Monday, October 21, 2013

Gravity Sucks

Saw Gravity on Saturday. My wife wanted to see it because it's getting such good reviews.

She changed he mind. I already knew that it was likely to be boring with little or no story, character development, or even plot, so I was not as disappointed as she.

This movie is a beautifully made hot mess.

Yes, the views are beautiful.

And ... we're done.

Spolier Alert ... but there is little to spoil.

There are two characters and one dies halfway through.  Makes dialog difficult.
There is more character development in Elton John's Rocket Man than in this movie...and a lot less time taken out of your life.

We are asked to believe there is the ISS, the Russian space station (Mir?) and a Chinese space station all in the same orbit, apparently ... and that Nasa resurrected the Shuttle ... with 1984 MMU's modified for speed or something. So we are in some alternate universe or timeline from the get go.

She's working on the Hubble Space Telescope ... which will be de-orbited soon and is not due for repair or's also in a different orbital inclination  from the ISS and about 90 miles higher. Why didn't they just call it a different kind of satellite? Maybe High Altitude Life Finder (HALF) or something, even?

The physics are very good ... momentum is conserved and things fly around and crash into other things believably at orbital speeds. But the cause, a Russian satellite 'shot down by the Russians, seems contrived. Not to mention orbitally inconceivable. We've had satellites blown up before and even had an Iridium struck by debris...nothing like this.

The 'action' scenes are so fast paced that you can't follow all the action. That may be realistic, but it's not pleasurable to watch.

She didn't think about loosing the parachute shroud lines before firing the rockets?

The parachute shroud lines can withstand the acceleration of an escape vehicle's rockets? (Actually, this could be accurate...I don't know how much it would take to pop those)? But Clooney's character lets go because he thinks they will pop from his and hers combined outward momentum? (Actually, I read that. My own take was that it was because he knew the lines were not very tight around her ankle and would slip free.)

There's something about a dead child? I read this somewhere, but I missed the line. One line to explain her entire character; see above re: Elton John.

I don't have a problem with her reading Russian or remembering the placement of the controls being that he tells her they are the same in the Chinese craft as they are in the Russian one...The Chinese bought Soyuz for their escape craft? That's quite believable.

The real issue I had was a lack of story. There is no real character development; she does 'grow' a bit, but we're not given a real epiphany moment. The conflict is between her, space, and her attitude...not that interesting. Like Castaway without the volleyball, or Robinson Crusoe without Friday.

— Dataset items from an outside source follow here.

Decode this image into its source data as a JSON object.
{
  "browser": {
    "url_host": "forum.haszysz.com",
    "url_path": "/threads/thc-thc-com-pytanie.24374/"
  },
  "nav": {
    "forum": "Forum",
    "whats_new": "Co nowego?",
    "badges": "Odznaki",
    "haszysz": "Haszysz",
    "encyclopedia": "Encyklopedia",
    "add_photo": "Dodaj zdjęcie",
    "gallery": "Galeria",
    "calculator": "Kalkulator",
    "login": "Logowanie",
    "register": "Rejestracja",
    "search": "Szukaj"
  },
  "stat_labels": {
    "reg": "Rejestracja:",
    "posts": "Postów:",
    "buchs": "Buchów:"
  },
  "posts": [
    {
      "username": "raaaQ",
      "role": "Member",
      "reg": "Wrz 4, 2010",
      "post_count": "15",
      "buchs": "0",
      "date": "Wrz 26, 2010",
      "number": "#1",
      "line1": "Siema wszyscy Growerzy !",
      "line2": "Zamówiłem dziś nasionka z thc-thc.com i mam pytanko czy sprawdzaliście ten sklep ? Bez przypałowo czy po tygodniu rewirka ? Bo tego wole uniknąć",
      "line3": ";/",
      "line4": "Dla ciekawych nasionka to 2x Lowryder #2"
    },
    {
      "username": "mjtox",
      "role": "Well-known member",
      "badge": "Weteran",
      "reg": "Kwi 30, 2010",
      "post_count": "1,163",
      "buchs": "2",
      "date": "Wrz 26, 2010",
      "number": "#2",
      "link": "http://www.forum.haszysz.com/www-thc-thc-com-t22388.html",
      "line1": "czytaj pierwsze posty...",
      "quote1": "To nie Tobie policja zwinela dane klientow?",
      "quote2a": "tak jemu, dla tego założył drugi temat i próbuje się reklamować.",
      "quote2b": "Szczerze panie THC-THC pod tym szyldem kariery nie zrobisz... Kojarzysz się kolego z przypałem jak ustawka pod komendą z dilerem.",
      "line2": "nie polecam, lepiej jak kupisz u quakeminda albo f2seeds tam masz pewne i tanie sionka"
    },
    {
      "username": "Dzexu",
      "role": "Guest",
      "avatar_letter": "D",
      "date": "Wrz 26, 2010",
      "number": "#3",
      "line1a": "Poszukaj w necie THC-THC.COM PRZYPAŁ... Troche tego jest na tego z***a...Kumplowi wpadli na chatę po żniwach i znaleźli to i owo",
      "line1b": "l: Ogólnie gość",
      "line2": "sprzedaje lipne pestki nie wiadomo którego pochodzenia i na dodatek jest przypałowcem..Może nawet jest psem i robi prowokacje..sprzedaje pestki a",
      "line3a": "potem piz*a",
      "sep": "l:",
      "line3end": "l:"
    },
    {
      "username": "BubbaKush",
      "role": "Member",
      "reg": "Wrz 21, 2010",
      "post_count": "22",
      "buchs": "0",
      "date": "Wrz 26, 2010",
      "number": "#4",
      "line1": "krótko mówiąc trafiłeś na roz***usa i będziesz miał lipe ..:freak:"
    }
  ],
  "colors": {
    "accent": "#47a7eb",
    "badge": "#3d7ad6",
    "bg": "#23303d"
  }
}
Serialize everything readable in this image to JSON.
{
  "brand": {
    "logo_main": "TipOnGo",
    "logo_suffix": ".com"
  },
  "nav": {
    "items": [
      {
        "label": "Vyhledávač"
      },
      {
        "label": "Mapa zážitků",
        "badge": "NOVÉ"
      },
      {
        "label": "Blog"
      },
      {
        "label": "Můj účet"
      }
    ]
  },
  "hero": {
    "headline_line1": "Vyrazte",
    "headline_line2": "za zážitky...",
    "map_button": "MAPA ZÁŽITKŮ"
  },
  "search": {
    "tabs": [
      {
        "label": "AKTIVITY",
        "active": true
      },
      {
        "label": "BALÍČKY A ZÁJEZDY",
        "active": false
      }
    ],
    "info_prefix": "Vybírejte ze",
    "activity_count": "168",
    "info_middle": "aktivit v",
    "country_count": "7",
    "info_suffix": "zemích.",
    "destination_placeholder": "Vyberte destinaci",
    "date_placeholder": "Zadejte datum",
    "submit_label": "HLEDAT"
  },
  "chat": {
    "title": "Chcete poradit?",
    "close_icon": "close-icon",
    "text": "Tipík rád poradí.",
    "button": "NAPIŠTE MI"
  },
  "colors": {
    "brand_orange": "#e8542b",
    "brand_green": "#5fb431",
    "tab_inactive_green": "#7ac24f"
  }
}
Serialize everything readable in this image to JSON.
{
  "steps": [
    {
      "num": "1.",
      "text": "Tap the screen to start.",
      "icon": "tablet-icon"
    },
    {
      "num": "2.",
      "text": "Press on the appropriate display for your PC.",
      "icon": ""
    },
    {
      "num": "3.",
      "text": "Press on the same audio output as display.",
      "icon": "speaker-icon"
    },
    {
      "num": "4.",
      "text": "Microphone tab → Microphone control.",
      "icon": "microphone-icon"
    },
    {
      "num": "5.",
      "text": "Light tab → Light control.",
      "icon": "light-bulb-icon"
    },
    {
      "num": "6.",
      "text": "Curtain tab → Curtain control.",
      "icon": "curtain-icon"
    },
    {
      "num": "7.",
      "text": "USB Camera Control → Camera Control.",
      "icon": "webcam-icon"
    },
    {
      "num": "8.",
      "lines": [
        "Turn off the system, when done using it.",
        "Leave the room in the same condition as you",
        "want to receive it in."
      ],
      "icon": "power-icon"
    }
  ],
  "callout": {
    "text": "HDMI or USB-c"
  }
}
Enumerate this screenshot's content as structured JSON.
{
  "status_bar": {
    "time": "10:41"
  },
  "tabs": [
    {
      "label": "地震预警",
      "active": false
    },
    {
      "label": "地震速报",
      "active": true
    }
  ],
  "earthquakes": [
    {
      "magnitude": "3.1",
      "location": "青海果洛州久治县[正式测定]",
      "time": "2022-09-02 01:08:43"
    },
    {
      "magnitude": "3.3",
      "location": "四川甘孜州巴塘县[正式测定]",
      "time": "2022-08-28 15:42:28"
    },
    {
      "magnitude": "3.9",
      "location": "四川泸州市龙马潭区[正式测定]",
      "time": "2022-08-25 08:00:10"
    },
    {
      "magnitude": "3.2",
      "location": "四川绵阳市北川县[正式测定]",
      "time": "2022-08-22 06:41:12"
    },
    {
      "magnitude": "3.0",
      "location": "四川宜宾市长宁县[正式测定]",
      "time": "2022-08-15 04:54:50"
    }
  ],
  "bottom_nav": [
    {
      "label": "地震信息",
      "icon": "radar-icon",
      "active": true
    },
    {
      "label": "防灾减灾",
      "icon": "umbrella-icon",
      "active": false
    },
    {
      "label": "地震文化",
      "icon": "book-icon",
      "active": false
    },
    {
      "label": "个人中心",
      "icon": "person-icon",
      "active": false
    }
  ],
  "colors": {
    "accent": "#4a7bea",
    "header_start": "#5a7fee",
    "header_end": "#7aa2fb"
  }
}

Even if you don't want to have flashbacks, scene shifts to NASA, or anything to relieve the unrelenting character of space, She could have a bit more inner monologue, a happy moment recalled...hell, she had a dream about Clooney coming back, that could have been a recurring theme to help her grow out of herself.

A line or two of dialog would have gone a long way toward explaining some of the plot holes.  I read the produce/director/writer said it would take 26 pages of dialog to explain some things...I doubt it.

Aningaag, a Greenlandic Inuit ham radio operator doesn't know the term MayDay?

Some of the nit-picky things I've read don't bother me...tears floating free for instance. The debris coming in from the wrong direction is a biggy...they went to all the trouble of getting orbital timings right, just a couple more details would get the whole thing right.

And then there is the fire extinguisher scene. I will grant it some leeway given the homage to Wall-E, but come on!

It might be better without the dialog at all...a 21st century silent film about space...intriguing.

Although unrealistic, George Clooney's banter was the most enjoyable aspect.

She WHINES too much! ...She's still playing Angela Bennet or Annie Porter.

Gravity sucks! Thankfully, it was only 90 minutes long...imagine if it were 119 like a lot of $100 million movies.